Let me show you a bit of the code that goes into programming the 512byte block. I do use the STM32 library.

uint8_t Flash_Write ( uint32_t StartAddress, uint8_t *p, uint32_t Size )

{

      uint32_t idx;

      uint32_t Address;

      __IO FLASH_Status status = FLASH_COMPLETE;

      Address = StartAddress;

      /* Unlock the FLASH Program memory */

      FLASH_Unlock ( );

   

      /* Clear all pending flags */     

      FLASH_ClearFlag ( FLASH_FLAG_EOP     |

                        FLASH_FLAG_WRPERR  |

                        FLASH_FLAG_PGAERR  |

                        FLASH_FLAG_SIZERR  |

                        FLASH_FLAG_OPTVERR );  

   

      while  ( Address < StartAddress + Size )

      {

            status = FLASH_FastProgramWord ( Address,  *(uint32_t *)p );

            Address = Address + 4;

            p = p + 4;

            if ( status != FLASH_COMPLETE ) return status;

      }

      /* Lock the FLASH Program memory */

      FLASH_Lock ( );

      return (uint8_t)status;

}

And this is from the STM32L1xx_flash.c:

FLASH_Status FLASH_FastProgramWord(uint32_t Address, uint32_t Data)

{

      FLASH_Status status = FLASH_COMPLETE;

      /* Check the parameters */

      assert_param(IS_FLASH_PROGRAM_ADDRESS(Address));

 

      /* Wait for last operation to be completed */

      status = FLASH_WaitForLastOperation(FLASH_ER_PRG_TIMEOUT);

 

      if(status == FLASH_COMPLETE)

      {

            /* If the previous operation is completed, proceed to program the new  word */ 

            *(__IO uint32_t *)Address = Data;

   

            /* Wait for last operation to be completed */

            status = FLASH_WaitForLastOperation(FLASH_ER_PRG_TIMEOUT);      

      }

      /* Return the Write Status */

      return status;

}

The only documentation for timing I could find in the Flash Programming manual was for the data EEPROM and if the word has been erased (which is the case here as the entire application flash is erased before intiating the write) it takes 1 Tprog.

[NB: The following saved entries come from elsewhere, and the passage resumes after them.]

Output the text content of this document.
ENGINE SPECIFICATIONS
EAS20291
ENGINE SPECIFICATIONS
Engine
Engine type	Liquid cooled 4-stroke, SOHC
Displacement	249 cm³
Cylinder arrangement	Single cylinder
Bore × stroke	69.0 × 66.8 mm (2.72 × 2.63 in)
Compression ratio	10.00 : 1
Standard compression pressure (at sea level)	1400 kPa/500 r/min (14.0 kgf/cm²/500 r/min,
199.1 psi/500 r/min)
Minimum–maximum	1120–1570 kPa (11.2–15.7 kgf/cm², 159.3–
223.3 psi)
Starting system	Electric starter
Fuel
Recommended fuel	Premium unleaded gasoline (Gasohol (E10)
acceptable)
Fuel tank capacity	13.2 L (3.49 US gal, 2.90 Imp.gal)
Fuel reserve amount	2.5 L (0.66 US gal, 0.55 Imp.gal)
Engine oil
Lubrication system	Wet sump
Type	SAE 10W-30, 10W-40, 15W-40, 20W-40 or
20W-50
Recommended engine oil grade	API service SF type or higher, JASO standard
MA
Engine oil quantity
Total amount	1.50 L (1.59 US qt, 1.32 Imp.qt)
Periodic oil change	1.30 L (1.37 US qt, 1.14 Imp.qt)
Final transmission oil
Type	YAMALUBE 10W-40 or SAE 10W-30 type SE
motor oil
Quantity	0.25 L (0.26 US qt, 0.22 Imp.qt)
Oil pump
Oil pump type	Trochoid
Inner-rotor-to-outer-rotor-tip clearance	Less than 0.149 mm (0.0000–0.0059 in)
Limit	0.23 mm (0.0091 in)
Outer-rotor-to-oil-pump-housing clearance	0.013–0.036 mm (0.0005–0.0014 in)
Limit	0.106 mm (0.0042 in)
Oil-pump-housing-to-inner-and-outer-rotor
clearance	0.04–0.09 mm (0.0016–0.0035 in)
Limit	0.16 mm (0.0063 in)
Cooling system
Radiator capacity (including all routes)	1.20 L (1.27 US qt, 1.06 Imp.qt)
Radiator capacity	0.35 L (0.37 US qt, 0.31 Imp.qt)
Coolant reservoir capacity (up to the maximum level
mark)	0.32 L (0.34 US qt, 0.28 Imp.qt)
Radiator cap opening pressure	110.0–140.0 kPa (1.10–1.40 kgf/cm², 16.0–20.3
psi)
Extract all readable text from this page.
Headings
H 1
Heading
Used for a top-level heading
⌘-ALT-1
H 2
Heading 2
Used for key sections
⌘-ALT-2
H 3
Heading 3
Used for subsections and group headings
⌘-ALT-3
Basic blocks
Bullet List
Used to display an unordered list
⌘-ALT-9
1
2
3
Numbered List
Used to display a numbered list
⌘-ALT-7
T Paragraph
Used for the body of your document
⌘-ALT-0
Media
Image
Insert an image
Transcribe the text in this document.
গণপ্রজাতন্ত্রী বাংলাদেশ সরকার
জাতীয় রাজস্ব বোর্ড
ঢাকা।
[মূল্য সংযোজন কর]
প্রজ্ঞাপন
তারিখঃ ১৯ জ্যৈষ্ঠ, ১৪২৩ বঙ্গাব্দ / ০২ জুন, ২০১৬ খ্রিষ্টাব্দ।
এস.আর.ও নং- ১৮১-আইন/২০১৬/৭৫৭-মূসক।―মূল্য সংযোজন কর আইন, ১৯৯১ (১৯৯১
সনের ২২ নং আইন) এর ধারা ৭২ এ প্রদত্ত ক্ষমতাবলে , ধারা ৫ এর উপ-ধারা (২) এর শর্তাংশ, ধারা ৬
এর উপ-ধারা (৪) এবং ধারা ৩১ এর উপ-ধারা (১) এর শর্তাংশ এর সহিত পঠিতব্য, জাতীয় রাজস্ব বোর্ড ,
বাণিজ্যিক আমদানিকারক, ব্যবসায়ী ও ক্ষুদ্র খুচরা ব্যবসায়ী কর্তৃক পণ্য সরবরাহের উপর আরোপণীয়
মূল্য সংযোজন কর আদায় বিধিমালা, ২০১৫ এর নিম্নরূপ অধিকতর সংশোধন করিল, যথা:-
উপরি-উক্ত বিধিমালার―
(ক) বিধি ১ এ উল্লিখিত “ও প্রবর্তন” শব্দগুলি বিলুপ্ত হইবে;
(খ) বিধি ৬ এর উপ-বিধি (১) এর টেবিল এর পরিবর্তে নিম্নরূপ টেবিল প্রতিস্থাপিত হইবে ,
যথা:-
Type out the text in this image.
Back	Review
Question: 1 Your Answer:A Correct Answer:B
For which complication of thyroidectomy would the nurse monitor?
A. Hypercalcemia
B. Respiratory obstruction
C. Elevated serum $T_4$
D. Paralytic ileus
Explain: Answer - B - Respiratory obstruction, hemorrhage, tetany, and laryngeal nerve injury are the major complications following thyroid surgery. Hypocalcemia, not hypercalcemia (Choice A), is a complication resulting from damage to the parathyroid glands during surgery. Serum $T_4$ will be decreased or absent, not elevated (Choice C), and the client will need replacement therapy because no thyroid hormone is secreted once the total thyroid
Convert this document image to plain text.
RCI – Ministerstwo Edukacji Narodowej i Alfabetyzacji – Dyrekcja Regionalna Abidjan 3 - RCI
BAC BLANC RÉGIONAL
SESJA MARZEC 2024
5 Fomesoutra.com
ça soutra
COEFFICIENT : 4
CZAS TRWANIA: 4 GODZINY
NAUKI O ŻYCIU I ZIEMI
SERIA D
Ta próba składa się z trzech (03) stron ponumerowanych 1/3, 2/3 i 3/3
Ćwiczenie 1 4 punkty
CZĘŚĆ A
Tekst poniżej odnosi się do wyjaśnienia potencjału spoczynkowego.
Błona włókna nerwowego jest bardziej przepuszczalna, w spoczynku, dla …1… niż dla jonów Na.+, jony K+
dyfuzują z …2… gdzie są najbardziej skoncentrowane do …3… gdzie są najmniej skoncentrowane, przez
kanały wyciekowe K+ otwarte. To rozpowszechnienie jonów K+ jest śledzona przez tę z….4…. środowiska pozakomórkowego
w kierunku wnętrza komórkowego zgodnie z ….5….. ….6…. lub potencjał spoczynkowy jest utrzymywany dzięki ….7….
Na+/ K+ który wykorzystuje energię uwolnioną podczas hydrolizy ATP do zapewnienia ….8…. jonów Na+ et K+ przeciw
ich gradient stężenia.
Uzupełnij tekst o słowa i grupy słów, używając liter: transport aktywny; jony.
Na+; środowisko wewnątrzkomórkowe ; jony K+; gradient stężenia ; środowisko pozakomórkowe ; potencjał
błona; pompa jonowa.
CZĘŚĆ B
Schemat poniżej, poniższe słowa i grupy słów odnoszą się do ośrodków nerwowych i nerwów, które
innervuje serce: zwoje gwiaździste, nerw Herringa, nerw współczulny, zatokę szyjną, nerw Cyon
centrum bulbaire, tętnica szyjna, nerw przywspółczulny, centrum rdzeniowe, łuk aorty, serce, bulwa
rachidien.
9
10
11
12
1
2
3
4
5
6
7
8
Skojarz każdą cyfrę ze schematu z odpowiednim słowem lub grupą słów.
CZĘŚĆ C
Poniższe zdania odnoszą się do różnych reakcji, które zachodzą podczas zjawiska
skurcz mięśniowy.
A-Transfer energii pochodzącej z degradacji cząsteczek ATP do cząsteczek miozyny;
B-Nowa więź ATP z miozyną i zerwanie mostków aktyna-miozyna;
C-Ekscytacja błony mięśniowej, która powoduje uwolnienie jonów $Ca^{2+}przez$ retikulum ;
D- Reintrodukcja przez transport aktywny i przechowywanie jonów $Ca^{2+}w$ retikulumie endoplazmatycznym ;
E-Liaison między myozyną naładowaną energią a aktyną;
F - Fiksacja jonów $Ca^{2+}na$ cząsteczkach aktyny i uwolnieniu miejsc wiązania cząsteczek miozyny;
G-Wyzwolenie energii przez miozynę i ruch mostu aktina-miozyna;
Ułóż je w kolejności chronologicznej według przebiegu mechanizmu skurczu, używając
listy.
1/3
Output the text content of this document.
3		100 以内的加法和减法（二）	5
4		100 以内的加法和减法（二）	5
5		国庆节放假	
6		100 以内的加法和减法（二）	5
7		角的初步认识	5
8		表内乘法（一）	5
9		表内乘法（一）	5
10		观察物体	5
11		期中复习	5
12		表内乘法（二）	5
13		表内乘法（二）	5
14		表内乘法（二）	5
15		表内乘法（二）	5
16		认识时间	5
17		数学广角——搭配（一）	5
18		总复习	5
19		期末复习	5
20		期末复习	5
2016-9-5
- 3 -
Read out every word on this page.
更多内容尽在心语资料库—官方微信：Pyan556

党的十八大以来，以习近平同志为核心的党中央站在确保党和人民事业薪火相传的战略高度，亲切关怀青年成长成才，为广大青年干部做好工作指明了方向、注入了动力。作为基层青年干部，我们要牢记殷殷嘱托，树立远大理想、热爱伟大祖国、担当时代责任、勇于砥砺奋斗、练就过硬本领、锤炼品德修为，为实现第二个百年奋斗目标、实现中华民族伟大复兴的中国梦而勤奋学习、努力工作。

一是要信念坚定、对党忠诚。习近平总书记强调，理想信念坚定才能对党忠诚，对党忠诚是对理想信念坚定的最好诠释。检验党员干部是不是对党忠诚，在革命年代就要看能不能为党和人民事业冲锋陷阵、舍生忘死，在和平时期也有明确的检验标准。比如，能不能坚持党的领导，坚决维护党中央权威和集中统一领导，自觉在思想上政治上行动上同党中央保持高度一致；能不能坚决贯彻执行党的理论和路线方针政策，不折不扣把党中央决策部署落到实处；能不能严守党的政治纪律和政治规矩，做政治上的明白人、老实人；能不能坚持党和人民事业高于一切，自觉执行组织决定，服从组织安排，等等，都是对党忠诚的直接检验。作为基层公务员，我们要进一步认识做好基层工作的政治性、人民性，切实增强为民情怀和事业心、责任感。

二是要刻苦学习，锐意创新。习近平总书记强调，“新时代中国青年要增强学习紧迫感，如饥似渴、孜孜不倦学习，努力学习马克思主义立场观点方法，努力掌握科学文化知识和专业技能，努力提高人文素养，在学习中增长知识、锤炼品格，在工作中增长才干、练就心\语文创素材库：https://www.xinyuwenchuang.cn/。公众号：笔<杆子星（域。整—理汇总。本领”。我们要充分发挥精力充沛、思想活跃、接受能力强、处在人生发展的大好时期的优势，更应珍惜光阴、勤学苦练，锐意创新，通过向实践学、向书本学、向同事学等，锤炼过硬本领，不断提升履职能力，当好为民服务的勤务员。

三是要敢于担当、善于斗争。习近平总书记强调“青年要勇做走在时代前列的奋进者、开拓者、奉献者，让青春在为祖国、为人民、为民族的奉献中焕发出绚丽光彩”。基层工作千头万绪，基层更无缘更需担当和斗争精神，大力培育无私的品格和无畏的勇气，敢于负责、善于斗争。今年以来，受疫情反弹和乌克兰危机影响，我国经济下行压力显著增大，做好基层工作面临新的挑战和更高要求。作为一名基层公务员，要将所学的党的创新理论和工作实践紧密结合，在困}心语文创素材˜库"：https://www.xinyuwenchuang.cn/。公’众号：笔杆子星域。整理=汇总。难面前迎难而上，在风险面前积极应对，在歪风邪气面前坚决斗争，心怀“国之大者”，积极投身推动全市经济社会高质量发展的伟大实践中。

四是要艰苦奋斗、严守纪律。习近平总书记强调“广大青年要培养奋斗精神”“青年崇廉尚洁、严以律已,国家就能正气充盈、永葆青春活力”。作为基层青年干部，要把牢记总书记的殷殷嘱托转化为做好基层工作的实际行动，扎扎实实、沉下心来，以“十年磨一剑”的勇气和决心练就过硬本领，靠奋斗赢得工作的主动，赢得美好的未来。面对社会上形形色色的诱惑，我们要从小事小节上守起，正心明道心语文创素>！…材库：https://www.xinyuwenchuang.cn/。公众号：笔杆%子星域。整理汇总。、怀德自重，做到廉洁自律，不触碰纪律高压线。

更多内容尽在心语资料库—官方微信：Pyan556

What is a Tprog? There is no definiation of the time, or a way to calculate it in the Programmin Manual (PM0062).

Anyone have any ideas or experience that can provide a way to reliably speed this process up?

Thanks,

Brad
2 REPLIES 2
stbbrad3
Associate II
Posted on October 12, 2012 at 16:44

Well, My only guess is I need to get the flash write functioning placed into SRAM and call into them to speed up the flash writes.

Sound right?

Looks like I would have to do it somehow when the bootloader is launched as I would hate to suck up SRAM with fucntions not used by my application. My bootloader actually runs at power on to determine if the code checksum matches and will launch immediately if it does, otherwise when I command the bootloader to launch it waits up to 5 seconds to accept programming commands.

Now I just need to figure out how to do that.

Cheers,

Brad
Posted on October 12, 2012 at 18:43

On the F1 I built a group of flashing functions in assembler which a parent function copied to RAM and then called. It's address agnostic code, so realistically I could carve out space on the stack, I just used some scratch space I wasn't using in the boot loader.

Yes, you definitely want to run in RAM, as it prevents the CPU stalling. You might also want to compare the current content of a location before bothering to write it, as that is very cheap. I also only turned on the PRG for the whole block, not at every word.

The STM32L1, as I recall, has a flash errata about how it interacts with the CPU, which basically infers that instruction fetches get fouled up, thus you want to do a throw-away read of the flash array prior to executing code from it. Another reason to use RAM.

I'm not sure of the efficacy of front and back checking if the flash is busy.